What’s that?  Ryan Lanza was not the Sandy Hook shooter?  Ah, but for a few hours on that Friday afternoon, he was.  Even 20 days later, as I write this column, I can still find dozens of reports on news sites that identify Ryan, and not his 20-year-old brother, Adam, as the man who perpetrated the third-worst massacre in the history of the United States.  This “breaking news” was never corrected, or even amended with a statement that the original report was incorrect.  To do so would have taken too much effort, perhaps a minute or two of an intern’s time, and there is nothing to be gained economically by doing so.

And that shows just how much value we should place on anything we read online.  If those who make such egregious errors cannot be bothered to fix them, they are telling us not simply that they are not to be trusted, but that they value their work even less than we do.  Sold on the promise of the “electronic age,” we have come to equate “information” with “facts” and “facts” with “truth.”  Yet the truth is that most of what we call information hardly rises to the level of fact, and that facts are only one aspect—and not the most important one—of truth.

Truth is something deeper than fact, and it requires a certain wisdom and understanding to grasp it, much less articulate it.  Twenty days after the Sandy Hook shooting, we know a great many facts about what happened—including that Adam Lanza’s weapon of choice was a Bushmaster AR-15 rifle, not the handguns that every news source mistakenly claimed he used—and yet we may never know the truth about that day.
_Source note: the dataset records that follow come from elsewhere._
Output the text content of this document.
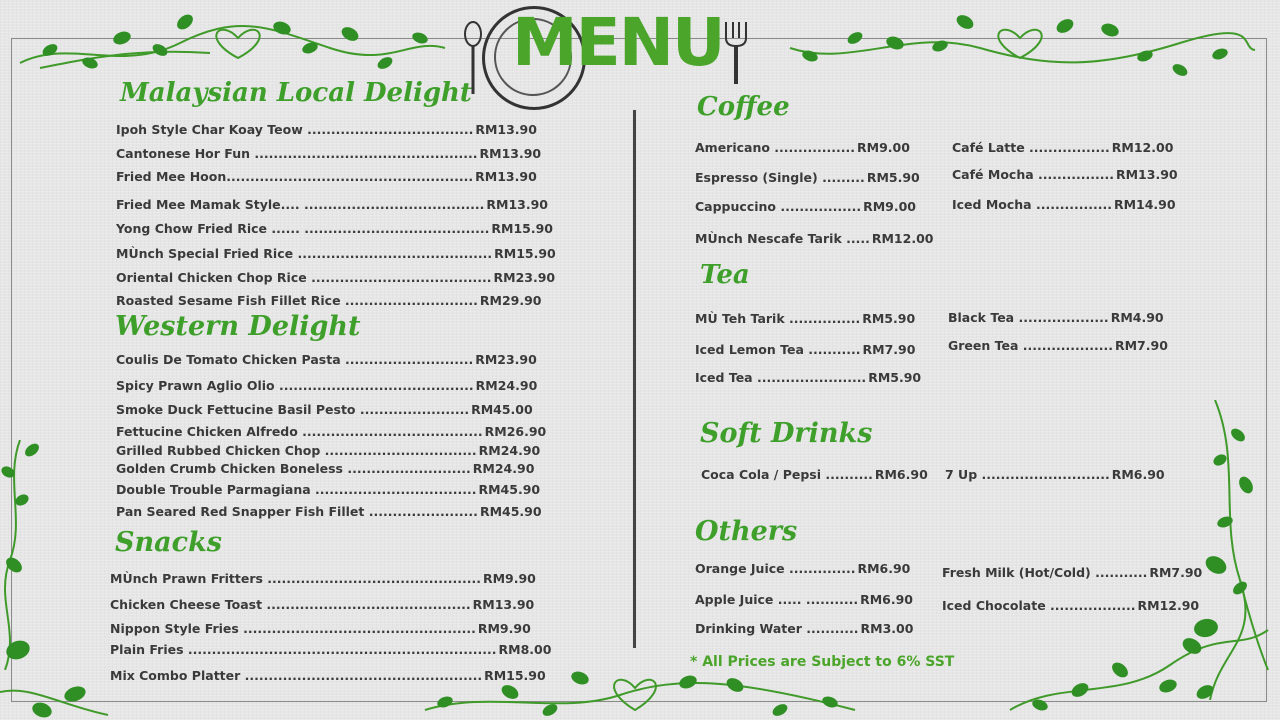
MENU
Malaysian Local Delight
Ipoh Style Char Koay Teow ................................... RM13.90
Cantonese Hor Fun ............................................... RM13.90
Fried Mee Hoon.................................................... RM13.90
Fried Mee Mamak Style.... ...................................... RM13.90
Yong Chow Fried Rice ...... ....................................... RM15.90
MÙnch Special Fried Rice ......................................... RM15.90
Oriental Chicken Chop Rice ...................................... RM23.90
Roasted Sesame Fish Fillet Rice ............................ RM29.90
Western Delight
Coulis De Tomato Chicken Pasta ........................... RM23.90
Spicy Prawn Aglio Olio ......................................... RM24.90
Smoke Duck Fettucine Basil Pesto ....................... RM45.00
Fettucine Chicken Alfredo ...................................... RM26.90
Grilled Rubbed Chicken Chop ................................ RM24.90
Golden Crumb Chicken Boneless .......................... RM24.90
Double Trouble Parmagiana .................................. RM45.90
Pan Seared Red Snapper Fish Fillet ....................... RM45.90
Snacks
MÙnch Prawn Fritters ............................................. RM9.90
Chicken Cheese Toast ........................................... RM13.90
Nippon Style Fries ................................................. RM9.90
Plain Fries ................................................................. RM8.00
Mix Combo Platter .................................................. RM15.90
Coffee
Americano ................. RM9.00
Espresso (Single) ......... RM5.90
Cappuccino ................. RM9.00
MÙnch Nescafe Tarik ..... RM12.00
Café Latte ................. RM12.00
Café Mocha ................ RM13.90
Iced Mocha ................ RM14.90
Tea
MÙ Teh Tarik ............... RM5.90
Iced Lemon Tea ........... RM7.90
Iced Tea ....................... RM5.90
Black Tea ................... RM4.90
Green Tea ................... RM7.90
Soft Drinks
Coca Cola / Pepsi .......... RM6.90 7 Up ........................... RM6.90
Others
Orange Juice .............. RM6.90
Apple Juice ..... ........... RM6.90
Drinking Water ........... RM3.00
Fresh Milk (Hot/Cold) ........... RM7.90
Iced Chocolate .................. RM12.90
* All Prices are Subject to 6% SST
And no, I do not mean any of the ridiculous conspiracy theories floating around the internet, posing as information and fact and even truth, which claim that no children actually died at Sandy Hook and that the whole thing was a “false flag” operation designed to provide Barack Obama with the political capital to allow him to take our guns, or that children did die but were killed by the Mossad in retaliation for the Obama administration’s lukewarm support of Israel in the recent unpleasantness in Gaza, or that there is a connection between Sandy Hook and the Aurora, Colorado, theater shooting that runs deeper than guns in the hands of two disturbed young men and involves the Fed and the U.S. derivatives market.
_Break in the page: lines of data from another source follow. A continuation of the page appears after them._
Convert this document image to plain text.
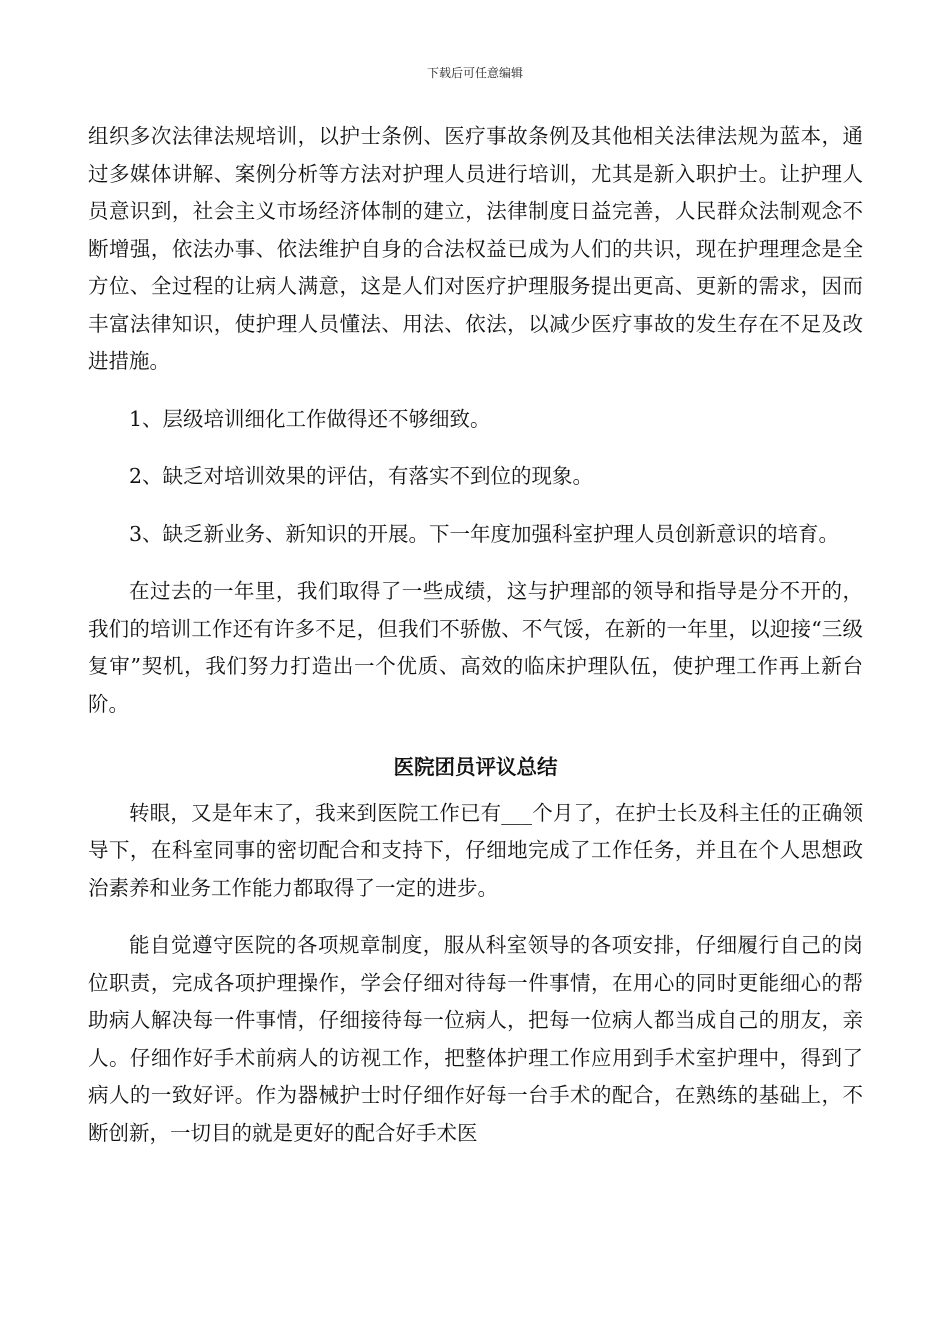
下载后可任意编辑

组织多次法律法规培训，以护士条例、医疗事故条例及其他相关法律法规为蓝本，通过多媒体讲解、案例分析等方法对护理人员进行培训，尤其是新入职护士。让护理人员意识到，社会主义市场经济体制的建立，法律制度日益完善，人民群众法制观念不断增强，依法办事、依法维护自身的合法权益已成为人们的共识，现在护理理念是全方位、全过程的让病人满意，这是人们对医疗护理服务提出更高、更新的需求，因而丰富法律知识，使护理人员懂法、用法、依法，以减少医疗事故的发生存在不足及改进措施。

1、层级培训细化工作做得还不够细致。

2、缺乏对培训效果的评估，有落实不到位的现象。

3、缺乏新业务、新知识的开展。下一年度加强科室护理人员创新意识的培育。

在过去的一年里，我们取得了一些成绩，这与护理部的领导和指导是分不开的，我们的培训工作还有许多不足，但我们不骄傲、不气馁，在新的一年里，以迎接“三级复审”契机，我们努力打造出一个优质、高效的临床护理队伍，使护理工作再上新台阶。

医院团员评议总结

转眼，又是年末了，我来到医院工作已有___个月了，在护士长及科主任的正确领导下，在科室同事的密切配合和支持下，仔细地完成了工作任务，并且在个人思想政治素养和业务工作能力都取得了一定的进步。

能自觉遵守医院的各项规章制度，服从科室领导的各项安排，仔细履行自己的岗位职责，完成各项护理操作，学会仔细对待每一件事情，在用心的同时更能细心的帮助病人解决每一件事情，仔细接待每一位病人，把每一位病人都当成自己的朋友，亲人。仔细作好手术前病人的访视工作，把整体护理工作应用到手术室护理中，得到了病人的一致好评。作为器械护士时仔细作好每一台手术的配合，在熟练的基础上，不断创新，一切目的就是更好的配合好手术医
I mean, instead, the truth about the deep cultural and spiritual sickness that turns young men into killers of dozens of children at home and much of the rest of the country into supporters of economic embargoes and drone strikes that kill thousands upon thousands of children abroad.  And that so warps the minds and imaginations of people who think of themselves as paragons of rationality and sanity while they search for “information” and “facts” to support conspiracy theories that are as insane as the fever dreams of James Holmes and Adam Lanza.
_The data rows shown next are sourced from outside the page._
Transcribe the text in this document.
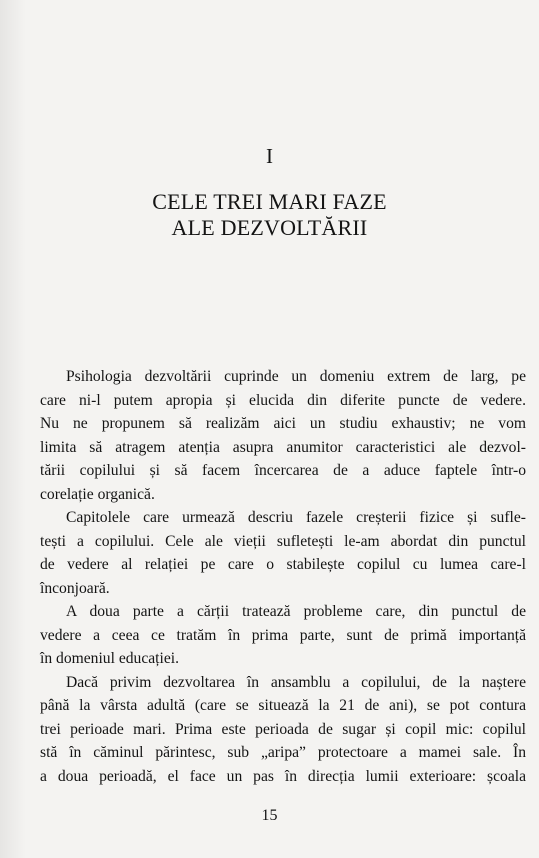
I
CELE TREI MARI FAZE
ALE DEZVOLTĂRII
Psihologia dezvoltării cuprinde un domeniu extrem de larg, pe
care ni-l putem apropia și elucida din diferite puncte de vedere.
Nu ne propunem să realizăm aici un studiu exhaustiv; ne vom
limita să atragem atenția asupra anumitor caracteristici ale dezvol-
tării copilului și să facem încercarea de a aduce faptele într-o
corelație organică.
Capitolele care urmează descriu fazele creșterii fizice și sufle-
tești a copilului. Cele ale vieții sufletești le-am abordat din punctul
de vedere al relației pe care o stabilește copilul cu lumea care-l
înconjoară.
A doua parte a cărții tratează probleme care, din punctul de
vedere a ceea ce tratăm în prima parte, sunt de primă importanță
în domeniul educației.
Dacă privim dezvoltarea în ansamblu a copilului, de la naștere
până la vârsta adultă (care se situează la 21 de ani), se pot contura
trei perioade mari. Prima este perioada de sugar și copil mic: copilul
stă în căminul părintesc, sub „aripa” protectoare a mamei sale. În
a doua perioadă, el face un pas în direcția lumii exterioare: școala
15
Two centuries ago, Thomas Jefferson wrote, “The man who reads nothing at all is better educated than the man who reads nothing but newspapers.”  The remark is often taken as nothing more than an indictment of the press of his time, which did not bother with any pretense to objectivity.  But I suspect (based on other remarks by Jefferson about newspapers) it had at least as much to do with Jefferson’s recognition that the news is never more than ephemeral.  Even the best of the media gatekeepers are simply sifting through ephemera to try to create coherent narratives that will help them increase their market share, rather than to uncover truth.

As the gatekeepers disappear, our need for those narratives does not, as the conspiracy theories themselves attest.  We are left to construct narratives on our own, out of the information and misinsformation and disinformation that swirls around the World Wide Web.  Few of us have the education of a Jefferson; is it any wonder that we lack his wisdom and understanding as well?